Umso stärker zeigt sich der Gospel-Charakter in den Texten, die sich ausschließlich mit seiner neuen Liebe zu Jesus befassen. Kanye erzählt von seiner früheren Einsamkeit, von Erlösungsbedürftigkeit und himmlischem Licht, lässt Judas, Abraham oder Isebel auftreten und zitiert die Psalmen. Der Glaube erscheint dabei nicht zuletzt als Befreiung aus dem endlosen Spaß der Konsumgesellschaft: „Erziehe unsere Söhne, bring ihnen den Glauben bei. / Lass sie wachsam sein in aller Anfechtung / Mach, dass sie Jesus folgen, auf ihn hören, ihm gehorchen / Schluss mit dem Leben für die Kultur; wir sind niemandes Sklaven.“
Seitdem „Jesus Is King“ erschienen ist, diskutieren die Fans mit großer Leidenschaft, was von solchen Tönen zu halten ist: Der verrückte Kanye West, plötzlich ein frommer Prediger? Schnell kam der Verdacht eines PR-Stunts auf: Kanyes Ansehen hat gerade in der schwarzen Bevölkerung der USA schwer gelitten, seit sich der Rapper als Fan Donald Trumps zu erkennen gegeben hat und ihn mit rotem „Make America Great Again“-Cap im Weißen Haus besuchte („I love this guy“). Nun, mit seinem christlichen Schwenk, könnte Kanye einfach seinen Ruf wieder aufpolieren wollen, vermuten Kritiker.
Wie dem auch sei, klar ist erstens: Durch „Jesus Is King“ kommen derzeit massenhaft auch solche Menschen mit der christlichen Botschaft in Berührung, die von den Kirchen nicht erreicht werden. Und zweitens: Die Kombination von Hip-Hop mit Spiritualität ist keineswegs weit hergeholt. Rap, dessen Entstehung unter anderem auf den deklamierenden Sprechduktus afroamerikanischer Prediger zurückgeführt wird, hat schon immer religiöse Einflüsse aufgenommen. So wie viele Gründungsgestalten des Hip-Hop gerade auch muslimischen Bürgerrechtsbewegungen nahestanden – Afrika Bambaataa, Public Enemy –, bekannten sich auch immer wieder erfolgreiche Rapper zum Christentum, bis heute: Kendrick Lamar etwa, der als wichtigster Rapper unserer Zeit gilt, kommt auf keinem seiner Alben ohne Gott aus.
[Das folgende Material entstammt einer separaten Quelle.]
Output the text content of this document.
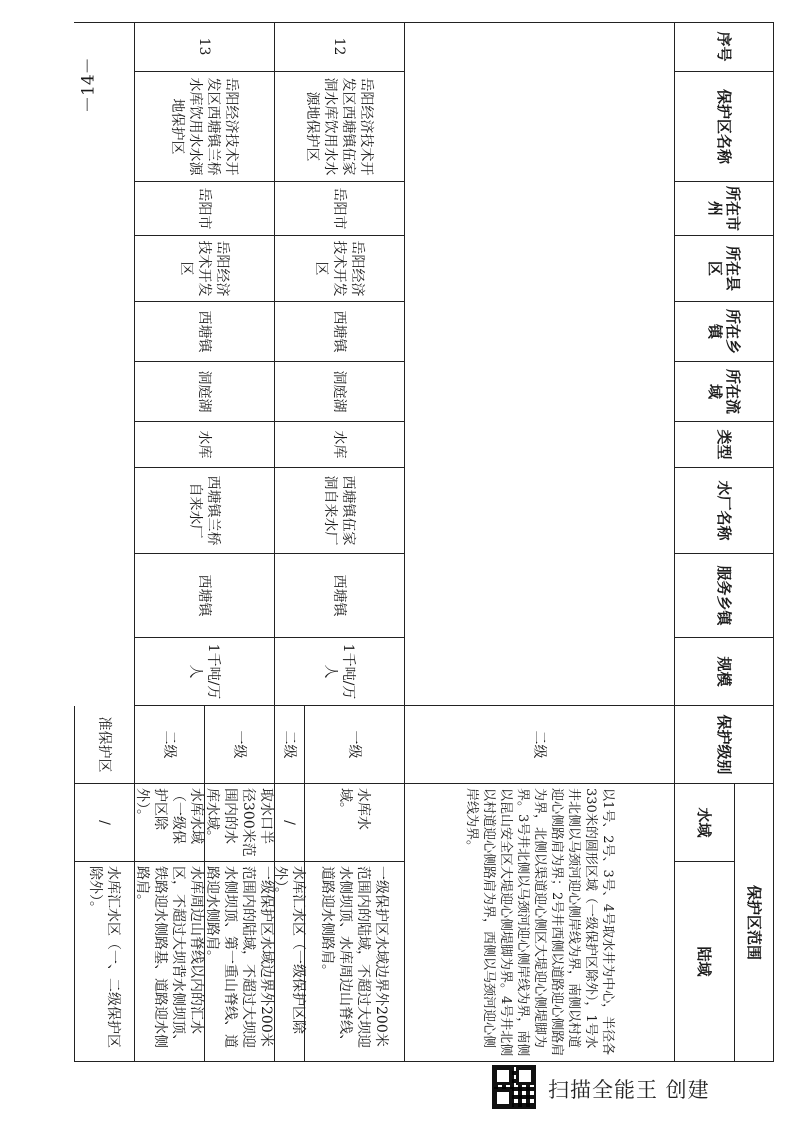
－14－
序号
保护区名称
所在市州
所在县区
所在乡镇
所在流域
类型
水厂名称
服务乡镇
规模
保护级别
保护区范围
水域
陆域
二级
以1号、2号、3号、4号取水井为中心，半径各330米的圆形区域（一级保护区除外），1号水井北侧以马颈河迎心侧岸线为界，南侧以村道迎心侧路肩为界；2号井西侧以道路迎心侧路肩为界，北侧以渠道迎心侧区大堤迎心侧堤脚为界。3号井北侧以马颈河迎心侧岸线为界，南侧以昆山安全区大堤迎心侧堤脚为界。4号井北侧以村道迎心侧路肩为界，西侧以马颈河迎心侧岸线为界。
12
岳阳经济技术开发区西塘镇伍家洞水库饮用水水源地保护区
岳阳市
岳阳经济技术开发区
西塘镇
洞庭湖
水库
西塘镇伍家洞自来水厂
西塘镇
1千吨/万人
一级
水库水域。
一级保护区水域边界外200米范围内的陆域，不超过大坝迎水侧坝顶、水库周边山脊线、道路迎水侧路肩。
二级
/
水库汇水区（一级保护区除外）。
13
岳阳经济技术开发区西塘镇兰桥水库饮用水水源地保护区
岳阳市
岳阳经济技术开发区
西塘镇
洞庭湖
水库
西塘镇兰桥自来水厂
西塘镇
1千吨/万人
一级
取水口半径300米范围内的水库水域。
一级保护区水域边界外200米范围内的陆域，不超过大坝迎水侧坝顶、第一重山脊线、道路迎水侧路肩。
二级
水库水域（一级保护区除外）。
水库周边山脊线以内的汇水区，不超过大坝背水侧坝顶、铁路迎水侧路基、道路迎水侧路肩。
准保护区
/
水库汇水区（一、二级保护区除外）。
扫描全能王 创建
Entsprechend hat sich auch Kanye West stets als Erbe der schwarzen Soultradition und ihrer christlichen Wurzeln gesehen und auch auf früheren Alben bereits hin und wieder mit entsprechenden Texten experimentiert. Einer dieser Songs heißt „Jesus Walks“ und erschien 2004. Darin hieß es: „Ich möchte zu Gott sprechen, aber ich habe Angst davor. Weil wir schon sehr, sehr lange nicht mehr gesprochen haben.“ Heute ist Kanye West zumindest schon mal einen Schritt weiter.